- Born: London, England
- Education: Drama Centre London
- Known for: Theatre, Film, television, Video Game
- Notable work: The Fourth Protocol (1987) Burn:Cycle (1994) Entrapment (1999) Do Not Disturb (1999) I Shouldn't Be Alive (2010–2012)
- Website: AaronCounselling.co.uk

= Aaron Swartz (actor) =

British actor and theatre and film director

Aaron Swartz is a British actor and theatre and film director who has appeared in plays, movies, commercials and television series in the United States and Europe. His first film appearance was in The Lords of Discipline, a 1983 film adaptation of the Pat Conroy novel; Swartz played a senior at an American military academy. In 1994, he played Cutter, the lead role in the video game Burn:Cycle. He appeared in 25 episodes of the documentary series I Shouldn't Be Alive (2010–2012) and has directed two films that were sold to the BBC. He has starred in the film Young Hunters: The Beast of Bevendean (2015).

Swartz also teaches Theatre arts at several English schools of drama.

== Academia ==
Swartz trained at Drama Centre London. He currently teaches Acting for Camera at the Drama Centre and at the Central School of Speech and Drama, in London, and at the Academy for Creative Training, in Brighton. He is also a lecturer in Performing Arts at Bexhill College.

==Acting and directing==

===Film===
Swartz has appeared in more than 20 films, including The Lords of Discipline (1983), Claudia (1985), The Fourth Protocol (1987), Wild Things (1988), Murder by Moonlight (1991), Entrapment (1999), Do Not Disturb (1999) and The 51st State (2001). He has starred in two shorts (Blanche Maguire, 2005, and Mowing the Lawn, 2008) and in the adventure film Young Hunters: The Beast of Bevendean (Artefact, 2015).

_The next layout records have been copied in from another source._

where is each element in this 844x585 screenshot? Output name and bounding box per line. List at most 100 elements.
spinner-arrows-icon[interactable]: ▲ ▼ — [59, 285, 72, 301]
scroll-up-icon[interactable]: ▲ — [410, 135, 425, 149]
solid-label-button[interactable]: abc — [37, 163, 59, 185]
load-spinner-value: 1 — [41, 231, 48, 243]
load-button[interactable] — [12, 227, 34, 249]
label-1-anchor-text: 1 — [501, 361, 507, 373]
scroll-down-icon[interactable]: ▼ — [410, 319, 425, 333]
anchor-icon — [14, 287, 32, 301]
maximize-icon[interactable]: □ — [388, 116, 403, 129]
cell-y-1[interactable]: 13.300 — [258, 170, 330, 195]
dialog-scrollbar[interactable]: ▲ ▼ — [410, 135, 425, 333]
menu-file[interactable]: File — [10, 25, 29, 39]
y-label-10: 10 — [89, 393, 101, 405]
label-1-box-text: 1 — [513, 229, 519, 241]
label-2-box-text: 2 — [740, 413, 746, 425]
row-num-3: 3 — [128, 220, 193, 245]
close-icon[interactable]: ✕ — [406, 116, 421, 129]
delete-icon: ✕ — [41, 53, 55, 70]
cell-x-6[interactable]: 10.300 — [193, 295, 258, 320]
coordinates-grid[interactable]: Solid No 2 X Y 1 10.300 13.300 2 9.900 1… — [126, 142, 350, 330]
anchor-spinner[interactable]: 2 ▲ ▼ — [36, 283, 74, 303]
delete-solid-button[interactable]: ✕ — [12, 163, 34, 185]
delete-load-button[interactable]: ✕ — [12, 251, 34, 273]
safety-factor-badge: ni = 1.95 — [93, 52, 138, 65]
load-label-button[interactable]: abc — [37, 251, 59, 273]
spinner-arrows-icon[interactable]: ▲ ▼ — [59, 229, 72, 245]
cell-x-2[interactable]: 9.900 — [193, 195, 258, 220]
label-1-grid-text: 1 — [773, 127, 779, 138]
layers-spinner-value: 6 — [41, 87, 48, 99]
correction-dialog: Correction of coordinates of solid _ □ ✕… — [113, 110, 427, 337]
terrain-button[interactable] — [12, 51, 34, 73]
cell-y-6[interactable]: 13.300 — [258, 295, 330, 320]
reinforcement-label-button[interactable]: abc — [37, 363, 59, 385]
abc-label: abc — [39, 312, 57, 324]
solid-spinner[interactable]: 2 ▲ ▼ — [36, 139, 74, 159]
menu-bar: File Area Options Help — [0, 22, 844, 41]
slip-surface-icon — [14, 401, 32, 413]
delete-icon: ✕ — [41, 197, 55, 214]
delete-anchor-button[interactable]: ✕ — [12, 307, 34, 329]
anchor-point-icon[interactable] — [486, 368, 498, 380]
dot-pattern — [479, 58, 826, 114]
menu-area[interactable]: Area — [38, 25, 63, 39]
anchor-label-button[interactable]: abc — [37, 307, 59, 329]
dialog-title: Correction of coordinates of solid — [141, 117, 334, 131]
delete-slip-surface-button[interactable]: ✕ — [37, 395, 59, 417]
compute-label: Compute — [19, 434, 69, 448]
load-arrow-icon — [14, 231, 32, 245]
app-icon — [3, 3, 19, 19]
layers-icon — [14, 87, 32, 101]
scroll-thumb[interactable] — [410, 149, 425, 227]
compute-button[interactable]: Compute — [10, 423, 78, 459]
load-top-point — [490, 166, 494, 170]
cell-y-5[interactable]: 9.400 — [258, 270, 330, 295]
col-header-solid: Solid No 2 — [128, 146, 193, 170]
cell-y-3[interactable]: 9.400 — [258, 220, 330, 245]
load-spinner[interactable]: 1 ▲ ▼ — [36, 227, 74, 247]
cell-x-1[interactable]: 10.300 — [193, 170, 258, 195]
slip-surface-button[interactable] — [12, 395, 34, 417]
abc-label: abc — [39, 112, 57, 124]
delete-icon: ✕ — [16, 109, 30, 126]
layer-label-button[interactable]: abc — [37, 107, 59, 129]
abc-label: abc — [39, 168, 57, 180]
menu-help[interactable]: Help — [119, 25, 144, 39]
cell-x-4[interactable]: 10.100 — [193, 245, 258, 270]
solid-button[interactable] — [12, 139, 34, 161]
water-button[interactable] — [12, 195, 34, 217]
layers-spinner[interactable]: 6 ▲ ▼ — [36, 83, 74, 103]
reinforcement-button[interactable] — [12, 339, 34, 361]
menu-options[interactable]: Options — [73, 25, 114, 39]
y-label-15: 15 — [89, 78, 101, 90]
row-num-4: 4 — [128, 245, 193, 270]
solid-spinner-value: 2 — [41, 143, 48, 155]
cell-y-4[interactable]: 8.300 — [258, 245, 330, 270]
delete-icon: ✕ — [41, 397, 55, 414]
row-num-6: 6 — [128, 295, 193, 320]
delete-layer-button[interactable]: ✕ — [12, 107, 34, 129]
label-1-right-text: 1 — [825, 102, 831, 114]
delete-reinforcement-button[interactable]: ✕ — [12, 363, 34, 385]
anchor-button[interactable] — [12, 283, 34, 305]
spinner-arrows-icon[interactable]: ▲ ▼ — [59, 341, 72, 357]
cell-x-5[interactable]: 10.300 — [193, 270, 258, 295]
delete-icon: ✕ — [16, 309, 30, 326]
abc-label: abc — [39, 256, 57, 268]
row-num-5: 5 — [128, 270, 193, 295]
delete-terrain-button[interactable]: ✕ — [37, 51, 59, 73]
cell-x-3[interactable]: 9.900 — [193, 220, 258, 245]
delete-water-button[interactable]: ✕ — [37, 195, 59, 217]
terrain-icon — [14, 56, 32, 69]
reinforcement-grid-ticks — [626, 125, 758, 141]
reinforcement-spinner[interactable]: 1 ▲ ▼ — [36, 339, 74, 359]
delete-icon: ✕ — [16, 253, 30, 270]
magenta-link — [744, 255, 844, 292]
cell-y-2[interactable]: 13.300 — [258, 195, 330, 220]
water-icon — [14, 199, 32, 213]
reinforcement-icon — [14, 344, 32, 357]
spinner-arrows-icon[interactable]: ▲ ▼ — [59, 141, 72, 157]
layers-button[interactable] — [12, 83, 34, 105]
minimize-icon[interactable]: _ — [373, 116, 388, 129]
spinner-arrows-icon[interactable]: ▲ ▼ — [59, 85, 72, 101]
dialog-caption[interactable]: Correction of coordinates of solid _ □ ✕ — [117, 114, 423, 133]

His film directing credits include When Will I Be Famous? and The World's Greatest Fan, both sold to the BBC.

Swartz also directed a group of actors playing victims and witnesses in a staged terror attack on London, for a "pioneering" project by Columbia University's Dart Center for Journalism and Trauma intended to train journalists in trauma awareness.

===Theatre===
Swartz has appeared in plays at The Royal National Theatre, Oxford Playhouse, and other venues in the UK. His theatre directing credits include Mrs. Mesaroz, Hetty Bakes a Cake, What Now?, What Became of the Witch, Once a Catholic, The Arab-Israeli Cookbook and The Grandfathers.

===Television===
In 1984, Swartz played Herbert Jamison in an episode of The First Olympics: Athens 1896, a miniseries that won a Writers Guild of America Award. In 1986, he appeared in The Last Days of Patton, an American made-for-TV movie; in 1996, he appeared in Over Here, a British made-for-TV movie. He also appeared in 25 episodes of the documentary series I Shouldn't Be Alive (2010–2012), as the character Dan Mazur.

===Video games===
Swartz played the lead role of Cutter in the cyberpunk, full-motion video game Burn:Cycle (1994). According to Computer Gaming World, "the acting (with Aaron Swartz as Cutter) is better than the 'Dinner Theater 101' level that's usually the rule in computer games."